Um partido antifascista: sobre o 1º congresso do PCP

Passou recentemente o centenário do 1º congresso do PCP, realizado em novembro de 1923.

Afloramos aqui a direção eleita nesse congresso. Da qual fez parte um futuro presidente de A Voz do Operário.
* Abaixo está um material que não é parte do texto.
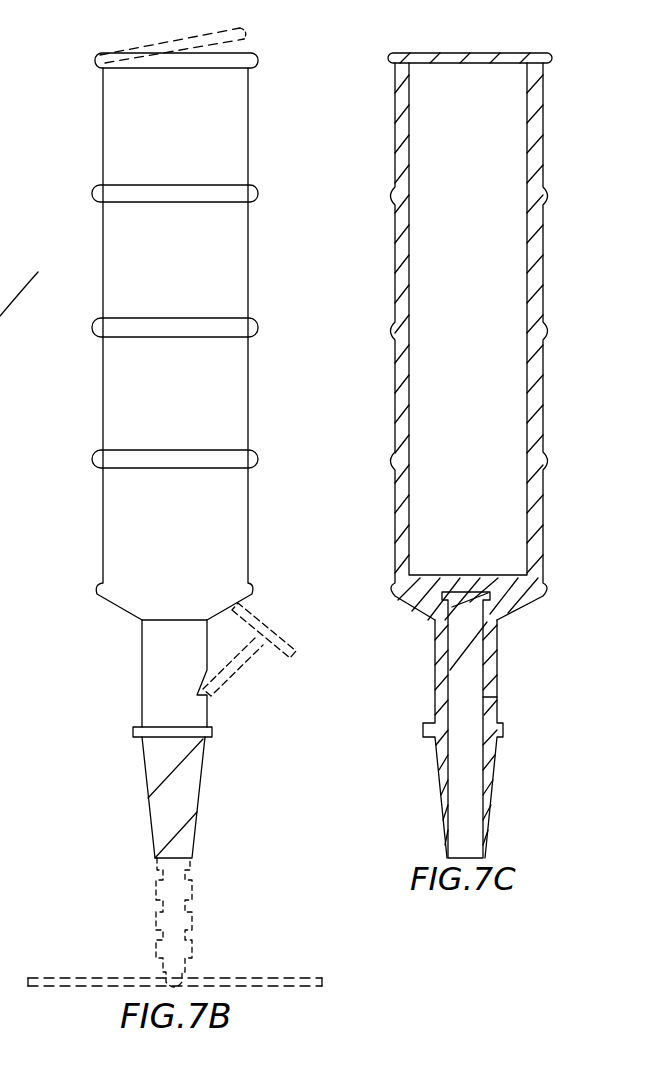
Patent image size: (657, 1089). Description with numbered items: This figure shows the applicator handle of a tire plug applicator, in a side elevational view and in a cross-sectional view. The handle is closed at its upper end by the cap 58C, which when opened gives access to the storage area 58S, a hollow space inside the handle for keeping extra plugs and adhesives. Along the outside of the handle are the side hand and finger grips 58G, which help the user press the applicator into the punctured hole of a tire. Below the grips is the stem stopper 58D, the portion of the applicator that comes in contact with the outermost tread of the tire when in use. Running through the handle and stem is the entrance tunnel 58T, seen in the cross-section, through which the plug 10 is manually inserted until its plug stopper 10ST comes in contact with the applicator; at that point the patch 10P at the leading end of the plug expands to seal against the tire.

In FIG. 7B, the cap 58C is at (247, 33).
In FIG. 7B, the side hand and finger grips 58G is at (120, 193).
In FIG. 7B, the stem stopper 58D is at (133, 731).
In FIG. 7B, the plug stopper 10ST is at (277, 645).
In FIG. 7B, the plug 10 is at (218, 672).
In FIG. 7B, the patch 10P is at (238, 985).
In FIG. 7C, the storage area 58S is at (463, 283).
In FIG. 7C, the entrance tunnel 58T is at (470, 700).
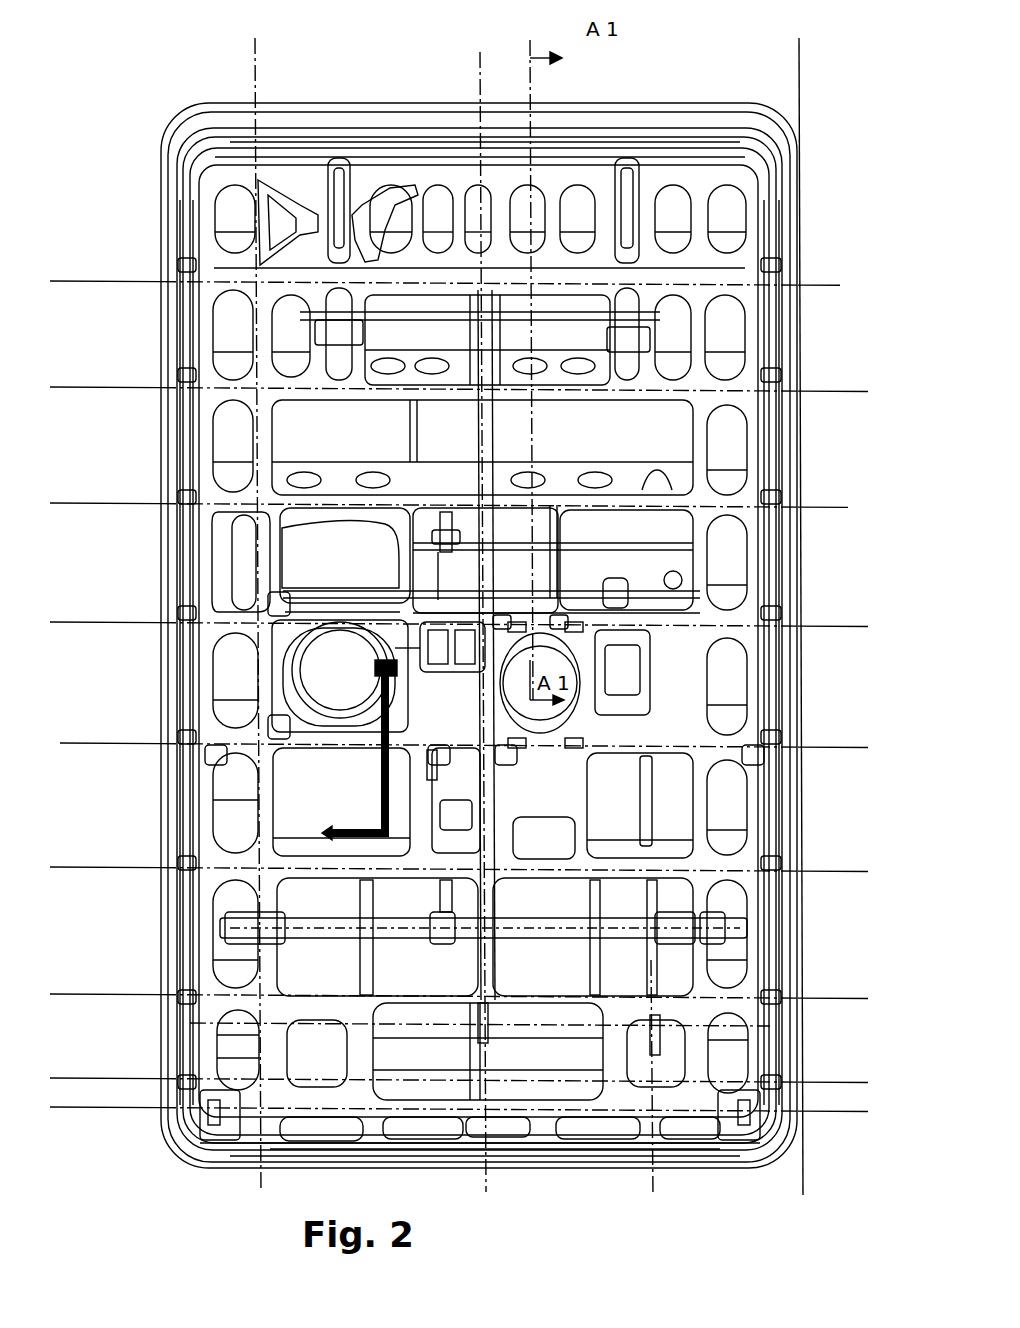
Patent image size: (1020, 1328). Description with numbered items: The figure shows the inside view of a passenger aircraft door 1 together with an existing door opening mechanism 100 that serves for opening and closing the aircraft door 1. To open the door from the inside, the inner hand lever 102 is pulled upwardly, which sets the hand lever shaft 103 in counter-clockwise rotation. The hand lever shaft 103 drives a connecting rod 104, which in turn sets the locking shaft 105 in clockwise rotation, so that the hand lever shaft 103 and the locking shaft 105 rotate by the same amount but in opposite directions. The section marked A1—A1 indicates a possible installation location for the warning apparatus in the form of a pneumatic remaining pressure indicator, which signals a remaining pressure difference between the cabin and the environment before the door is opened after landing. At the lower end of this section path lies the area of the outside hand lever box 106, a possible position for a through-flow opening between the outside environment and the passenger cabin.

The aircraft door 1 is at (190, 112).
The door opening mechanism 100 is at (333, 770).
The inner hand lever 102 is at (343, 832).
The hand lever shaft 103 is at (330, 526).
The connecting rod 104 is at (487, 442).
The locking shaft 105 is at (585, 315).
The outside hand lever box 106 is at (590, 785).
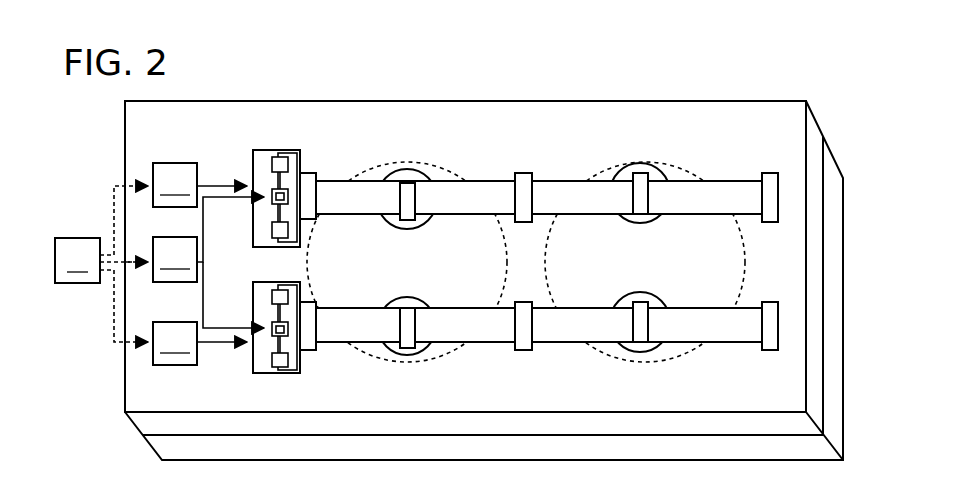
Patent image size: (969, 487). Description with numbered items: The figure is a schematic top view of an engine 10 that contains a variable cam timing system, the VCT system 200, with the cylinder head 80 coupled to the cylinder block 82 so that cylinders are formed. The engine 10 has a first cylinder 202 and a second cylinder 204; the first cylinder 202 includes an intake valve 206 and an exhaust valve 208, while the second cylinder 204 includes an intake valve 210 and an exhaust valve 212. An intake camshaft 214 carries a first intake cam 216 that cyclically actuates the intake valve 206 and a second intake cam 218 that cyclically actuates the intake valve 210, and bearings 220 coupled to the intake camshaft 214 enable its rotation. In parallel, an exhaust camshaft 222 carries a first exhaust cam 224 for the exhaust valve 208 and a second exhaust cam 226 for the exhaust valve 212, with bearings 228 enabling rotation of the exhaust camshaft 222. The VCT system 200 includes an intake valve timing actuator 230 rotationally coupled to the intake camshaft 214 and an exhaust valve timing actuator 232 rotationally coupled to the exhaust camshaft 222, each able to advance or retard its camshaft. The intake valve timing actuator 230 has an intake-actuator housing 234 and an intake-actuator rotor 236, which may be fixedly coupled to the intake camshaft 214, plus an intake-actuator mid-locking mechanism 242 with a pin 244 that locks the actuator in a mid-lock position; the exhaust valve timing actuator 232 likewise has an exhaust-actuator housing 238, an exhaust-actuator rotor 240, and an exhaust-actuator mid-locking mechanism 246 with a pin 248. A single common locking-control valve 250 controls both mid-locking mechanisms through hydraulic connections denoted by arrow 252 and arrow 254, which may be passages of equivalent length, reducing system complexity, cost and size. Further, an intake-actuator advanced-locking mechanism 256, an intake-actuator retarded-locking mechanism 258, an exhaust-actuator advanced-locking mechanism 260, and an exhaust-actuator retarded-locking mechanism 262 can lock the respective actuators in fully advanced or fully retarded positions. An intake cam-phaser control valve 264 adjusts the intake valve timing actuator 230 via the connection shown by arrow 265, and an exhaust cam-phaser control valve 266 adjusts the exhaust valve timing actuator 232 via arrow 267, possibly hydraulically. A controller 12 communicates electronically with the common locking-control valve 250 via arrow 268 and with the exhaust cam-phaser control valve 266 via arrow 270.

The engine 10 is at (457, 58).
The controller 12 is at (77, 260).
The cylinder head 80 is at (818, 126).
The cylinder block 82 is at (838, 160).
The VCT system 200 is at (182, 127).
The first cylinder 202 is at (406, 162).
The second cylinder 204 is at (642, 163).
The intake valve 206 is at (409, 229).
The exhaust valve 208 is at (406, 296).
The intake valve 210 is at (644, 223).
The exhaust valve 212 is at (642, 292).
The intake camshaft 214 is at (482, 181).
The first intake cam 216 is at (418, 199).
The second intake cam 218 is at (649, 196).
The bearings 220 is at (318, 197).
The exhaust camshaft 222 is at (490, 343).
The first exhaust cam 224 is at (418, 325).
The second exhaust cam 226 is at (649, 325).
The bearings 228 is at (318, 323).
The intake valve timing actuator 230 is at (303, 148).
The exhaust valve timing actuator 232 is at (303, 378).
The intake-actuator housing 234 is at (253, 150).
The intake-actuator rotor 236 is at (300, 160).
The exhaust-actuator housing 238 is at (253, 373).
The exhaust-actuator rotor 240 is at (300, 355).
The intake-actuator mid-locking mechanism 242 is at (277, 202).
The pin 244 is at (273, 199).
The exhaust-actuator mid-locking mechanism 246 is at (273, 325).
The pin 248 is at (276, 329).
The common locking-control valve 250 is at (175, 259).
The arrow 252 is at (203, 217).
The arrow 254 is at (203, 297).
The intake-actuator advanced-locking mechanism 256 is at (272, 234).
The intake-actuator retarded-locking mechanism 258 is at (272, 165).
The exhaust-actuator advanced-locking mechanism 260 is at (272, 360).
The exhaust-actuator retarded-locking mechanism 262 is at (273, 293).
The intake cam-phaser control valve 264 is at (175, 185).
The arrow 265 is at (209, 183).
The exhaust cam-phaser control valve 266 is at (175, 343).
The arrow 267 is at (209, 345).
The arrow 268 is at (131, 266).
The arrow 270 is at (113, 199).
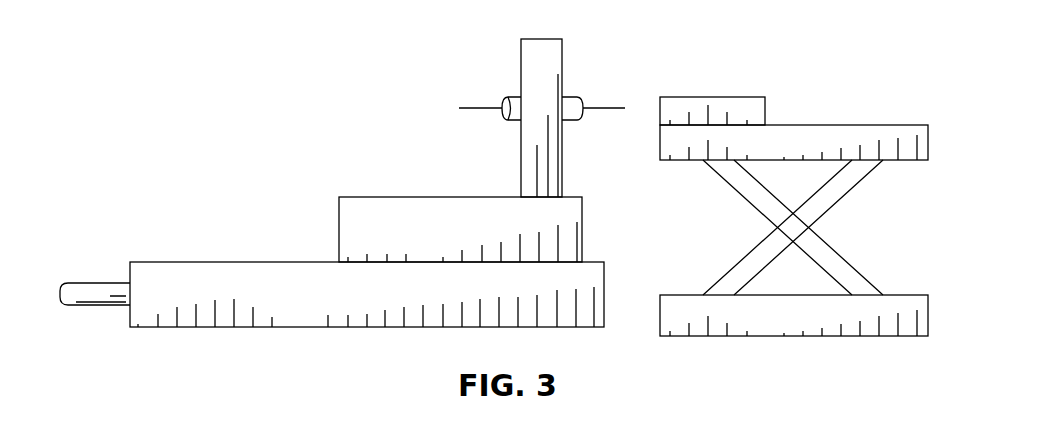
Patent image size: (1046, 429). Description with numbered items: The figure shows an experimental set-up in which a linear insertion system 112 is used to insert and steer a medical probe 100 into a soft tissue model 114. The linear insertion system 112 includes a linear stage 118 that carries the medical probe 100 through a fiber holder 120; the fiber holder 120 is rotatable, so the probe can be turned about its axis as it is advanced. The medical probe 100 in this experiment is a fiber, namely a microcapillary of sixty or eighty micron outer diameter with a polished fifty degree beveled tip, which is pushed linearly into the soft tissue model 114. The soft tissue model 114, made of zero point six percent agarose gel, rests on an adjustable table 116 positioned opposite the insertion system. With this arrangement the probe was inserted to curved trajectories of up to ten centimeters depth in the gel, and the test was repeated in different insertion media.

[Da esquerda para a direita] Raul Lavado, Alberto Monteiro, António Rodrigues Graça; Carlos Rates; Francisco Rodrigues Loureiro e José Grácio Ramos

Um coletivo

Dessa direção, é usual falar-se apenas do primeiro dos três secretários-gerais que ela teve: o insólito Carlos Rates, que mais tarde aderiu à ditadura de Salazar. Mas foi uma direção coletiva. Que continuou depois de Rates se afastar, na primavera de 1925. E que concluiu o seu mandato no 2º congresso, na primavera de 1926. Até se reconciliou com o anterior secretário-geral, José de Sousa, da direção que tinha sido eleita na conferência nacional de março de 1923. O qual era um crítico de Rates, desde o início.

Os nomes

No 1º congresso do PCP foram oito os eleitos para a “Comissão Central”: Carlos Rates, com 70 votos; José Grácio Ramos e Francisco Rodrigues Loureiro, ambos com 68 votos; Salvaterra Junior, 67 votos; António Rodrigues Graça, 64 votos, Manuel Martins, 63 votos; Alberto Monteiro, 62 votos; e Raul Lavado, 60 votos.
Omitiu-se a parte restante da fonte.